Ich möchte an dieser Stelle aber auch darauf hinweisen, dass Angst auch eine positive Funktion hat. Wir sind alle die Nachkommen von Menschen, die in der Lage waren, Angst zu empfinden. Die Menschen ohne Angst sind gar nicht dazu gekommen, sich fortzupflanzen, sie sind sehr jung in einer Gefahr umgekommen, vor der sie keine Angst gewarnt hat. Es gibt immer noch den einen oder anderen Mensch ohne Angst, aber der leidet an einer psychischen Störung, er ist Soziopath und nicht in der Lage, sich in der Gesellschaft zurechtzufinden. Meist wird er in Gefängnissen oder Krankenhäusern zu finden sein.

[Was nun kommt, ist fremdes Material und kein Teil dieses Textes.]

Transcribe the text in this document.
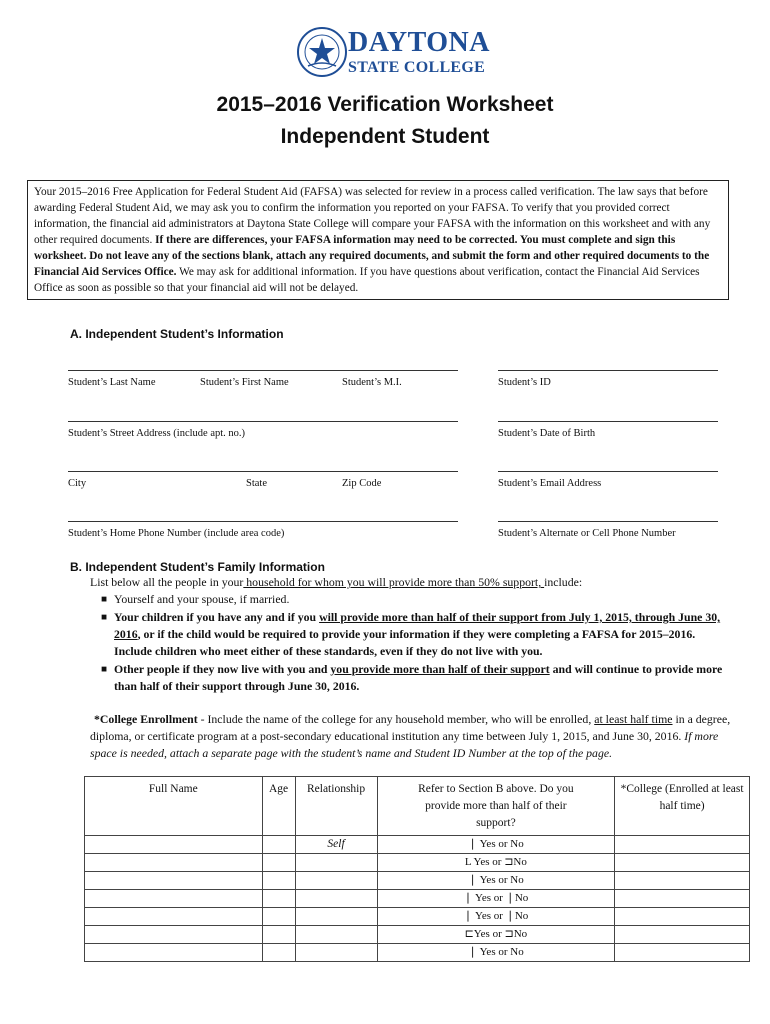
DAYTONA
STATE COLLEGE
2015–2016 Verification Worksheet
Independent Student
Your 2015–2016 Free Application for Federal Student Aid (FAFSA) was selected for review in a process called verification. The law says that before awarding Federal Student Aid, we may ask you to confirm the information you reported on your FAFSA. To verify that you provided correct information, the financial aid administrators at Daytona State College will compare your FAFSA with the information on this worksheet and with any other required documents. If there are differences, your FAFSA information may need to be corrected. You must complete and sign this worksheet. Do not leave any of the sections blank, attach any required documents, and submit the form and other required documents to the Financial Aid Services Office. We may ask for additional information. If you have questions about verification, contact the Financial Aid Services Office as soon as possible so that your financial aid will not be delayed.
A. Independent Student’s Information
Student’s Last Name	Student’s First Name	Student’s M.I.	Student’s ID
Student’s Street Address (include apt. no.)	Student’s Date of Birth
City	State	Zip Code	Student’s Email Address
Student’s Home Phone Number (include area code)	Student’s Alternate or Cell Phone Number
B. Independent Student’s Family Information
List below all the people in your household for whom you will provide more than 50% support, include:
■ Yourself and your spouse, if married.
■ Your children if you have any and if you will provide more than half of their support from July 1, 2015, through June 30, 2016, or if the child would be required to provide your information if they were completing a FAFSA for 2015–2016. Include children who meet either of these standards, even if they do not live with you.
■ Other people if they now live with you and you provide more than half of their support and will continue to provide more than half of their support through June 30, 2016.
*College Enrollment - Include the name of the college for any household member, who will be enrolled, at least half time in a degree, diploma, or certificate program at a post-secondary educational institution any time between July 1, 2015, and June 30, 2016. If more space is needed, attach a separate page with the student’s name and Student ID Number at the top of the page.
Full Name	Age	Relationship	Refer to Section B above. Do you provide more than half of their support?	*College (Enrolled at least half time)
		Self	❘ Yes or No	
			L Yes or ⊐No	
			❘ Yes or No	
			❘ Yes or ❘No	
			❘ Yes or ❘No	
			⊏Yes or ⊐No	
			❘ Yes or No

Dazu kommt, dass Angst energetisiert, sie reißt uns aus dem bequemen „Weiter so!“ heraus und zwingt uns zu Veränderungen. Denn oft empfinden wir diese als negativ und möchten sie vermeiden. Angst, wie auch die Wut, weisen uns auf Dinge hin, die wir trotzdem ändern sollten. Was wir deshalb ablegen sollten, ist die übertriebene Angst vor Veränderungen, denn wir können unsere Welt nur erhalten, indem wir sie verändern.
Fazit
Durch die Komplexität unserer Welt sind Ängste zu einem weitverbreiteten Phänomen geworden. Wir sollten uns also unserer Ängste bewusst werden, sollten wagen, sie anzuschauen und sie akzeptieren, damit wir mit ihnen leben können, ohne dass sie uns beherrschen.